Neil Rock

Personal information
- Full name: Neil Alan Rock
- Born: 24 September 2000 (age 25) Dublin, Ireland
- Nickname: Pebbles
- Batting: Left-handed
- Role: Wicket-keeper

International information
- National side: Ireland;
- ODI debut (cap 62): 8 January 2022 v West Indies
- Last ODI: 16 January 2022 v West Indies
- T20I debut (cap 51): 27 August 2021 v Zimbabwe
- Last T20I: 23 February 2025 v Zimbabwe

Domestic team information
- 2018–present: Northern Knights
- 2020–21: Munster Reds

Career statistics
| Competition | ODI | T20I | FC | LA |
| Matches | 3 | 25 | 9 | 56 |
| Runs scored | 7 | 161 | 220 | 1,173 |
| Batting average | 3.50 | 10.06 | 24.44 | 27.27 |
| 100s/50s | 0/0 | 0/0 | 0/1 | 1/5 |
| Top score | 7 | 37 | 85 | 102 |
| Catches/stumpings | 2/0 | 14/2 | 13/1 | 50/6 |
- Source: Cricinfo, 7 December 2025

= Neil Rock =

Irish cricketer

Neil Alan Rock (born 24 September 2000) is an Irish cricketer. Rock made his international debut for the Ireland cricket team in August 2021.

==Career==
Rock made his Twenty20 debut for Northern Knights in the 2018 Inter-Provincial Trophy on 18 May 2018. Prior to his Twenty20 debut, he was named in Ireland's squad for the 2018 Under-19 Cricket World Cup.

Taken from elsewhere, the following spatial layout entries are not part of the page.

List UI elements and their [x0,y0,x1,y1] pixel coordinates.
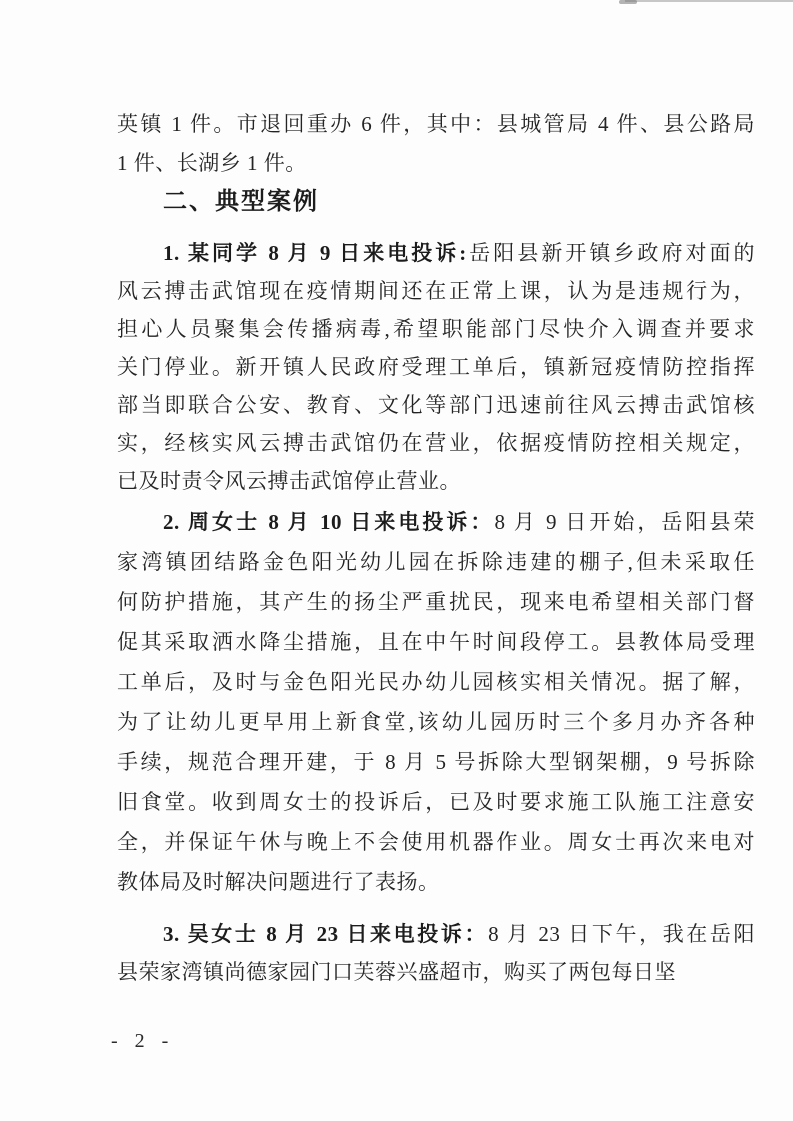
scan-artifact-mark [619,0,637,4]
document-body: 英镇 1 件。市退回重办 6 件，其中：县城管局 4 件、县公路局 1 件、长湖… [117,105,755,991]
case-lead-label: 3. 吴女士 8 月 23 日来电投诉： [163,922,488,946]
case-body-line: 实，经核实风云搏击武馆仍在营业，依据疫情防控相关规定， [117,424,755,462]
case-body-line: 为了让幼儿更早用上新食堂,该幼儿园历时三个多月办齐各种 [117,702,755,742]
case-first-line-text: 岳阳县新开镇乡政府对面的 [467,241,755,265]
case-lead-label: 2. 周女士 8 月 10 日来电投诉： [163,510,494,534]
case-body-line: 工单后，及时与金色阳光民办幼儿园核实相关情况。据了解， [117,662,755,702]
scan-artifact-line [625,0,793,2]
case-first-line: 1. 某同学 8 月 9 日来电投诉:岳阳县新开镇乡政府对面的 [117,234,755,272]
case-body-line: 家湾镇团结路金色阳光幼儿园在拆除违建的棚子,但未采取任 [117,542,755,582]
page-number: - 2 - [111,1030,174,1053]
case-first-line-text: 8 月 23 日下午，我在岳阳 [488,922,755,946]
case-body-line: 担心人员聚集会传播病毒,希望职能部门尽快介入调查并要求 [117,310,755,348]
case-body-line: 促其采取洒水降尘措施，且在中午时间段停工。县教体局受理 [117,622,755,662]
case-body-line: 何防护措施，其产生的扬尘严重扰民，现来电希望相关部门督 [117,582,755,622]
case-body-line: 风云搏击武馆现在疫情期间还在正常上课，认为是违规行为， [117,272,755,310]
case-last-line: 已及时责令风云搏击武馆停止营业。 [117,462,755,500]
case-first-line-text: 8 月 9 日开始，岳阳县荣 [494,510,755,534]
case-first-line: 3. 吴女士 8 月 23 日来电投诉：8 月 23 日下午，我在岳阳 [117,915,755,953]
case-body-line: 旧食堂。收到周女士的投诉后，已及时要求施工队施工注意安 [117,782,755,822]
case-first-line: 2. 周女士 8 月 10 日来电投诉：8 月 9 日开始，岳阳县荣 [117,502,755,542]
section-heading: 二、典型案例 [117,183,755,222]
case-last-line: 教体局及时解决问题进行了表扬。 [117,862,755,902]
case-body-line: 手续，规范合理开建，于 8 月 5 号拆除大型钢架棚，9 号拆除 [117,742,755,782]
case-body-line: 全，并保证午休与晚上不会使用机器作业。周女士再次来电对 [117,822,755,862]
case-lead-label: 1. 某同学 8 月 9 日来电投诉: [163,241,467,265]
case-paragraph-1: 1. 某同学 8 月 9 日来电投诉:岳阳县新开镇乡政府对面的 风云搏击武馆现在… [117,234,755,500]
intro-line: 1 件、长湖乡 1 件。 [117,144,755,183]
case-paragraph-2: 2. 周女士 8 月 10 日来电投诉：8 月 9 日开始，岳阳县荣 家湾镇团结… [117,502,755,902]
case-last-line: 县荣家湾镇尚德家园门口芙蓉兴盛超市，购买了两包每日坚 [117,953,755,991]
intro-line: 英镇 1 件。市退回重办 6 件，其中：县城管局 4 件、县公路局 [117,105,755,144]
scanned-document-page: 英镇 1 件。市退回重办 6 件，其中：县城管局 4 件、县公路局 1 件、长湖… [0,0,793,1121]
case-paragraph-3: 3. 吴女士 8 月 23 日来电投诉：8 月 23 日下午，我在岳阳 县荣家湾… [117,915,755,991]
case-body-line: 部当即联合公安、教育、文化等部门迅速前往风云搏击武馆核 [117,386,755,424]
case-body-line: 关门停业。新开镇人民政府受理工单后，镇新冠疫情防控指挥 [117,348,755,386]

He made his List A debut for Northern Knights in the 2018 Inter-Provincial Cup on 28 May 2018. He made his first-class debut for Northern Knights in the 2018 Inter-Provincial Championship on 29 May 2018.

In December 2020, Rock was named in Ireland's One Day International (ODI) squad for their tour to the UAE to play the United Arab Emirates and Afghanistan. In February 2021, Rock was named in the Ireland Wolves' squad for their tour to Bangladesh. Later the same month, Rock was part of the intake for the Cricket Ireland Academy. Following the tour of Bangladesh, Rock was awarded with a retainer contract, after he impressed the selectors.

In June 2021, Rock was named in Ireland's Twenty20 International (T20I) squad for their series against South Africa. However, he did not take part in the series, after a positive test for COVID-19. In August 2021, Rock was named in Ireland's T20I and ODI squads for their series against Zimbabwe. Rock made his T20I debut on 27 August 2021, for Ireland against Zimbabwe. The following month, Rock was named in Ireland's provisional squad for the 2021 ICC Men's T20 World Cup.

In November 2021, Rock was named in Ireland's ODI squad for their series against the West Indies. He made his ODI debut 8 January 2022, for Ireland against the West Indies. Rock replaced Andy McBrine as a concussion substitute in the match.

In May 2024, he was named in Ireland’s squad for the 2024 ICC Men's T20 World Cup tournament.